Glenn Greenwald has written a soberly positive assessment of the judge, noting his willingness to rule in favor of the law at a time when few had the courage to stand against the president. At Firedoglake, Scarecrow wonders whether a Harriet Miers-style hatchet job will come from the right, but this seems improbable against a person with genuine and respected accomplishments. Bush's Achilles heel has always been his desire to stock the executive branch with know-nothing lackeys who are even further in over their heads than he is, and thus unable to challenge him.
My concern, and one I'll have to look further into, is Mukasey's apparent belief that terrorism suspects should be tried in a special alternative system of justice. I haven't read his Wall Street Journal op-ed on the subject, but I have a sincere belief that despite many failings and shortcomings, our system of justice works.

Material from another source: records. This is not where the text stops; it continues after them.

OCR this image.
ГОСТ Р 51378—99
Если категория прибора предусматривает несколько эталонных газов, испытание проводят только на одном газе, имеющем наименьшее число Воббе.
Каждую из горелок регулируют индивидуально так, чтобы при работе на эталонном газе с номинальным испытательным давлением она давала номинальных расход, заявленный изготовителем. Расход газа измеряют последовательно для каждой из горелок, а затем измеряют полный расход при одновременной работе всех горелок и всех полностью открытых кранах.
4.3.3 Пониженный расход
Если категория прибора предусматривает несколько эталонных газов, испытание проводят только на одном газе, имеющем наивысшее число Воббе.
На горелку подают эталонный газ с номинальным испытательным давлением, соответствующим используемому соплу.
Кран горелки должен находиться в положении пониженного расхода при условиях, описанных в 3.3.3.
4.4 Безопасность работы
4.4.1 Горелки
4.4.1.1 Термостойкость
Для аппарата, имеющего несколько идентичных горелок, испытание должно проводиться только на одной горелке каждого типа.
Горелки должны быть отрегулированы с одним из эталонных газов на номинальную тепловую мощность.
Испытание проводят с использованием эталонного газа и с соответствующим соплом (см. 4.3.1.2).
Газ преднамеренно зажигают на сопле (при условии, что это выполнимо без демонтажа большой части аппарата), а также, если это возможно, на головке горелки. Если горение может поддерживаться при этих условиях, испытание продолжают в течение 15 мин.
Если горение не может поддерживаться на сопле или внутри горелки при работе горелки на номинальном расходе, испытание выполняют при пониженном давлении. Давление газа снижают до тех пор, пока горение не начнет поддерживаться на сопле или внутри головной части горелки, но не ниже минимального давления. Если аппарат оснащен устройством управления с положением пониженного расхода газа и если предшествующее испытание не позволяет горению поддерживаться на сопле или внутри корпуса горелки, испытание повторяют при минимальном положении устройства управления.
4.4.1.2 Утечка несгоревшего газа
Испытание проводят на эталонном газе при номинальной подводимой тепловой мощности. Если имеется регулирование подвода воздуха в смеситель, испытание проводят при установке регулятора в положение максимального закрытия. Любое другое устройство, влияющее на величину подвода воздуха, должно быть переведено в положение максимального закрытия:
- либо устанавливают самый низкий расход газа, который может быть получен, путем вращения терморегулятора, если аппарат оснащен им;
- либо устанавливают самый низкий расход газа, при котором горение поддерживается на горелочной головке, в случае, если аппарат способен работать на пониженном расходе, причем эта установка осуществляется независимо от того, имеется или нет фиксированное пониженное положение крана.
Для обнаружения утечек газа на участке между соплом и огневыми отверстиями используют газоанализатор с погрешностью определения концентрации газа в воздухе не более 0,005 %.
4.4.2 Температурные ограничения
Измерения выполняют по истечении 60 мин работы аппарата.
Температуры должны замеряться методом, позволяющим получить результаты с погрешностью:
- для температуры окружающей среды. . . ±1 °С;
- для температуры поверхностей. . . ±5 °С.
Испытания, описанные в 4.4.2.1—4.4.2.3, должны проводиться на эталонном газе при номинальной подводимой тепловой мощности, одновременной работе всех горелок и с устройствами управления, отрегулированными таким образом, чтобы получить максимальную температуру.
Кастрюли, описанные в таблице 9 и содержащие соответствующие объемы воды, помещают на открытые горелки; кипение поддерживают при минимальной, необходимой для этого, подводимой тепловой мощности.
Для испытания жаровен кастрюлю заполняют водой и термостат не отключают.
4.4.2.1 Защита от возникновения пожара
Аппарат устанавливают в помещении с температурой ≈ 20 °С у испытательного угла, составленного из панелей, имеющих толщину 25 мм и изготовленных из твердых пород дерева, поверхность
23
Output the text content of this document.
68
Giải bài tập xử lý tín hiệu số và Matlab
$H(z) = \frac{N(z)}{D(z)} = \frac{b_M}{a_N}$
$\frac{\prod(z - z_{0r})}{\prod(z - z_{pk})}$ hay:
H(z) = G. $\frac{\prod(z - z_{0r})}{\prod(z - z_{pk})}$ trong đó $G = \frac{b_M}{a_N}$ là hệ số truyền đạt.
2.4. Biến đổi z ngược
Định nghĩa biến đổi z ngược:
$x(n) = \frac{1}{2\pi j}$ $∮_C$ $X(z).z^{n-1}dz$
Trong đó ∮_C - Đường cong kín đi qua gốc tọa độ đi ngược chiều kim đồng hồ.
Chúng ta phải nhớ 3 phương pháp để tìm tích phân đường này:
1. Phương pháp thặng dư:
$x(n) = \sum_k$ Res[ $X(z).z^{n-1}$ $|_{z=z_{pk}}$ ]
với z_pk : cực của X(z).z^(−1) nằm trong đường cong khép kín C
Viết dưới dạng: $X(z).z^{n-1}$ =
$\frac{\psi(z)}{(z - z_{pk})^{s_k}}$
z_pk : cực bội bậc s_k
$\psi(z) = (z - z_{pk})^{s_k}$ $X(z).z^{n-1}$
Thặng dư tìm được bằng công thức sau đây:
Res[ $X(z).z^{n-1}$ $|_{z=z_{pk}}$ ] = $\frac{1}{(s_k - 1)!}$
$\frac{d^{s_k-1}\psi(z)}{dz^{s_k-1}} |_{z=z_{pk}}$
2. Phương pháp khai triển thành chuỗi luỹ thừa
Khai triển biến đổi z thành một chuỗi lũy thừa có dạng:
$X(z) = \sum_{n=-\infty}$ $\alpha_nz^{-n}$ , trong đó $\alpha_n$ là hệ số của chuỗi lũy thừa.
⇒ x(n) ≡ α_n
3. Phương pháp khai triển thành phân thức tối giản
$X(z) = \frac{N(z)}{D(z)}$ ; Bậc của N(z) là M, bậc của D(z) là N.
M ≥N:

I can think of a few other alternate systems of justice that we have in the United States. Our immigration system contains special immigration courts where individuals present evidence against government immigration lawyers to determine their status. My understanding is that when an immigrant is charged with a crime, he or she is tried in regular old courts and sentenced (or released) using the regular old system of law. The immigration courts are constituted because of the very narrow issues that are argued in them and the specialized knowledge required to decide them. I don't believe that immigration courts are ever charged with deciding capital crimes.
The military, which operates under a slightly different set of laws (as well as the standard legal system we all share) also has its own courts, and penalties under military law can include the death sentence. It's worth noting that the military is all-volunteer, and when it hasn't been, members have been conscripted for set periods of time to live under the strictures of the Uniform Code of Military Justice.
So I worry about an "alternative" system of justice that can dole out executions and other intense punishment using innovative approaches to evidence. In a democracy, we are ultimately responsible for the behavior of our government, and if it creates secret courts and legal black holes to throw the accused into, we're skating the edge of a very slippery, very serious problem.
As for Justice, I'm quite certain that the career lawyers at DOJ are breathing a huge sigh of relief today. Regardless of your politics, every workplace calls for steady and respectable leadership. Hopefully the next AG, whether it's Mukasey or someone else, will finally provide it.